Intanto in molti sospettano che ci siano problemi di copertura al decreto Irpef approvato venerdì scorso.
«E’ un falso problema. Siamo stati molto rigorosi. Merito di Padoan e Delrio aver seguito una linea prudenziale. Abbiamo abbassato la stima di crescita del Pil dall’1,1 del precedente governo allo 08,%. Se non lo avessimo fatto avremmo avuto 5 miliardi in più».
Eppure il nodo delle voci una tantum resta.
«Ci sono misure una tantum ma sono indicate anche quelle strutturali. Dopo accese discussioni sull’Iva e sull’evasione abbiamo sottostimato gli introiti ragionando in modo scrupoloso».
Beppe Grillo ha messo nel suo mirino lei e proprio il provvedimento di venerdì.
«E’ divertente come un tempo. Fino a una settimana fa mi accusava di essere il governo della banche e oggi le sue dichiarazioni sono andate a braccetto con quelle dell’Abi. Fino a una settimana fa mi accusava di aver fatto inciuci con Berlusconi e oggi ripete le cose che dice Forza Italia. Lui urla, noi ragioniamo. Lui punta sulla rabbia,noi sulla speranza».
Le banche in effetti non hanno preso bene il decreto.
«Pagano le stesse tasse di tutti gli altri italiani, il 26%. Chiediamo solo di pagare le tasse come tutti. Nessuna crociata demagogica: io so che la banche sono importanti. Ma le regole valgono per tutti: non c’è qualcuno più uguale degli altri. Noi andiamo avanti ma per rendere tutto attuabile abbiamo bisogno di una condizione preliminare».
Ossia?
«Mantenere credibilità sui mercati. Sarà possibile se resta alta l’attenzione sulle riforme. Su tutte le riforme. Se ci riusciamo, allora, presto potremo allargare il taglio delle tasse agli incapienti, alle partita Iva e ai pensionati ad esempio. Ma per il momento faccio notare a chi mi accusava di fare solo televendite che abbiamo mantenuto le promesse. Come diceva Franco Califano, tutto il resto è noia».

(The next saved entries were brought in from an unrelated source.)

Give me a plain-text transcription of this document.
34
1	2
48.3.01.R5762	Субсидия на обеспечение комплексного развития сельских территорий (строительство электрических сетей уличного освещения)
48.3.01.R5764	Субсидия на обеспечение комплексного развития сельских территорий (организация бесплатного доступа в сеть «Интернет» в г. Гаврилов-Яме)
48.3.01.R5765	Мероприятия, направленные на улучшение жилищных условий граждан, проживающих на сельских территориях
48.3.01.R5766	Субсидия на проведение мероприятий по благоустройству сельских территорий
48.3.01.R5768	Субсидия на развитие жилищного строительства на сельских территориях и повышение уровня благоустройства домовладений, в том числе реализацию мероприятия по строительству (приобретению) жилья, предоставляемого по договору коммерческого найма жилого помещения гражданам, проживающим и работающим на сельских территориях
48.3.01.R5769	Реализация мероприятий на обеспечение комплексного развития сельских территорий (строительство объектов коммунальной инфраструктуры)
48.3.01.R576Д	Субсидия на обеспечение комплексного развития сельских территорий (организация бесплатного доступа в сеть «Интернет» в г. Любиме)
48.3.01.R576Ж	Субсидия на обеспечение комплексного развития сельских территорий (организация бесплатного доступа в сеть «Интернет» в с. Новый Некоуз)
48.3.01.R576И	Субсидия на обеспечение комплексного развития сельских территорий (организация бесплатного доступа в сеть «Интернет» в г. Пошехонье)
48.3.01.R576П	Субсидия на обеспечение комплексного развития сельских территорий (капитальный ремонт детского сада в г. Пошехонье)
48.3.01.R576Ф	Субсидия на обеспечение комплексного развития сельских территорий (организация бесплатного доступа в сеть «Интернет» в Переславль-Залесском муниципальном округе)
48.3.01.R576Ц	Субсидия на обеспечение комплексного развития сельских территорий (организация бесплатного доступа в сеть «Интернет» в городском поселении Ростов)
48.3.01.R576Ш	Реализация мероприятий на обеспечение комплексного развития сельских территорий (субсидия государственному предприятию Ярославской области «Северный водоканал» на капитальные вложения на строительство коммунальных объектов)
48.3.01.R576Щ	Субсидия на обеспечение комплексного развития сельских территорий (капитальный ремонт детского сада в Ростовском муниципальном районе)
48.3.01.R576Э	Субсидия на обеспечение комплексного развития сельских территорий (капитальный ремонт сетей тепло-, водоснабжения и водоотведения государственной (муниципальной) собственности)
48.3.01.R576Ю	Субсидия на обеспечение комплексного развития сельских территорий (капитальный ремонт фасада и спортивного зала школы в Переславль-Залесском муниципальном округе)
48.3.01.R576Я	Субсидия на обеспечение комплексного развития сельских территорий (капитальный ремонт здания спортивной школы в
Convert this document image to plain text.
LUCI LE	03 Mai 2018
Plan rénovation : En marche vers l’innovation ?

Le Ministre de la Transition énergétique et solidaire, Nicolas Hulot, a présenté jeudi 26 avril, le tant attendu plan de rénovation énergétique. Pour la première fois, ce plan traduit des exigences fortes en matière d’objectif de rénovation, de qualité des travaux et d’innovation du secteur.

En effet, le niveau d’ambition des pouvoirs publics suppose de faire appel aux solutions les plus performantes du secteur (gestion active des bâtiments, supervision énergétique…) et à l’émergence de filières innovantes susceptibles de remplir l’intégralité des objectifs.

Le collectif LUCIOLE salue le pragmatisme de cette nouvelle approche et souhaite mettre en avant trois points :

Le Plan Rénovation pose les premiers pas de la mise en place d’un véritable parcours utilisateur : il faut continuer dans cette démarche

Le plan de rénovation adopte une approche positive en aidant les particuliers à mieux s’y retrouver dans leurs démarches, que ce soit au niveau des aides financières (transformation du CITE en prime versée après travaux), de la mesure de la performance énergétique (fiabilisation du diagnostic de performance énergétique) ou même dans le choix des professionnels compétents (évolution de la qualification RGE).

Abbassare le tasse ulteriormente? Come? Già con la prossima delega fiscale?
«Piano piano sarà tutto più chiaro. Abbiamo messo la cornice del puzzle, per i tasselli abbiamo bisogno di qualche settimana. Ma la rivoluzione è appena iniziata, gli 80 euro (e l’Irap) sono l’antipasto. E mi fa ridere chi mi accusa di aver approvato quest’ultimo decreto per motivi elettorali. I soldi nelle buste paga degli italiani, arrivano dopo le elezioni, non prima. In ogni caso, la delega serve per cambiare il nostro Fisco ma – so che qualcuno si stupirà – la priorità non è il semplice abbassamento delle imposte. E lo dice uno che ha sempre tagliato le tasse, in Provincia con l’Ipt, in Comune con l’addizionale Irpef più bassa d’Italia e ora al governo con il bonus. No, la priorità è fare le cose semplici: dare certezze di tempi e procedure. La priorità fiscale è semplificare il sistema».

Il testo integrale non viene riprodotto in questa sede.